Infinium is back in the news and is being sued by a group of ex-employees over a loss of $4.1mm of the employees money. Arash Massoudi of the FT broke the story yesterday and included some valuable links from the court documents in his story. Before we get to the links, here is the story which sounds like a scene right out of “Boiler Room” or “The Wolf of Wall Street”:
“Former employees of Infinium Capital Management have accused six of its leaders of tricking them into sinking their personal money into the Chicago automated trading company while hiding its struggles to stay afloat.
As a result, the 31 employees said they collectively lost $4.1m – including the life savings of some – after being persuaded to convert loans they had made to Infinium into equity later rendered worthless. Some employees were then fired, according to a civil complaint filed in an Illinois federal court this week.”
How bad were the finances at Infinium that they had to borrow money from their own employees? The FT story contains links to the financial statements which were obtained from court documents for Infinium for the past 3 years. These financial statements give us a very rare look into the finances of a large HFT firm (the last time we saw financials from a private HFT firm was from GETCO when they merged with Knight). And based on Infinium financials, things were not very good.

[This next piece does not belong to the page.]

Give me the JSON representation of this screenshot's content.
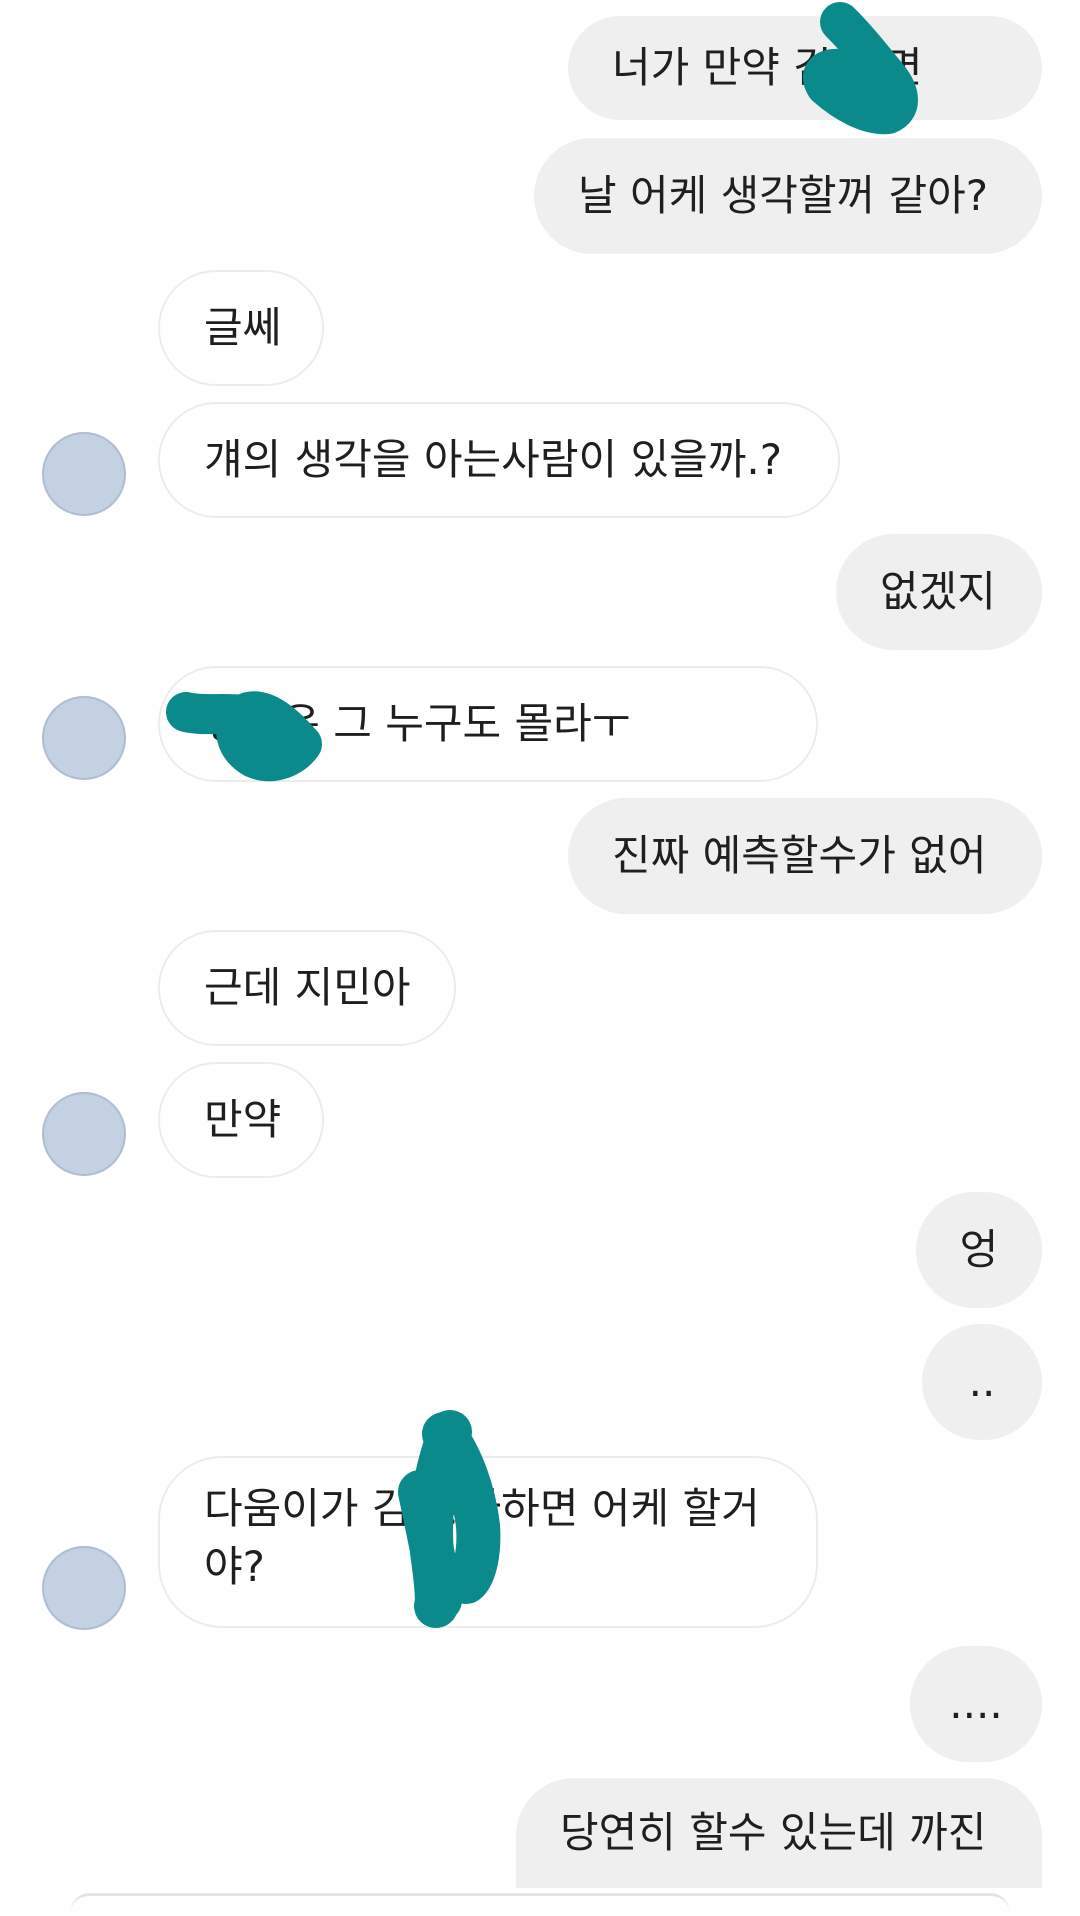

Revenue Expenses Net Income
2011 $203mm $165mm $38mm
2012 $142mm $147.6mm $(6.6)mm
2013 $59mm $66.3mm $(6.1)mm
(7 months ending 7/31/13)
Apparently, based on these numbers, Infinium’s 11 year old market making franchise which offered “fundamental arbitrage strategies across Commodities, Energies, Equities Fixed Income, and FX”, is not working so well anymore. These numbers prove that the HFT business model is suffering from increased costs and increased competion. The profits which had come so easily during the high volatility years of the financial crisis are now proving to be very elusive.
The bigger issue here is one of risk. Infinium is still running a $1.7 billion balance sheet comprised mostly of derivative assets. As we have all painfully learned from the 2008-09 financial crisis, derivative instruments have a way of spreading risks to many different firms which could quickly create a contagion effect. And since Infinium surely doesn’t qualify as a too big to fail bank, what risk is the market bearing by having a firm like Infinium at the center of so many derivative transactions? Is a firm that is struggling so bad financially likely to cut corners on risk controls ? We wonder if our regulators have concerns about a firm being at the center of so many financial transactions that has a track record of computer glitches and is now getting sued by its own ex-employees?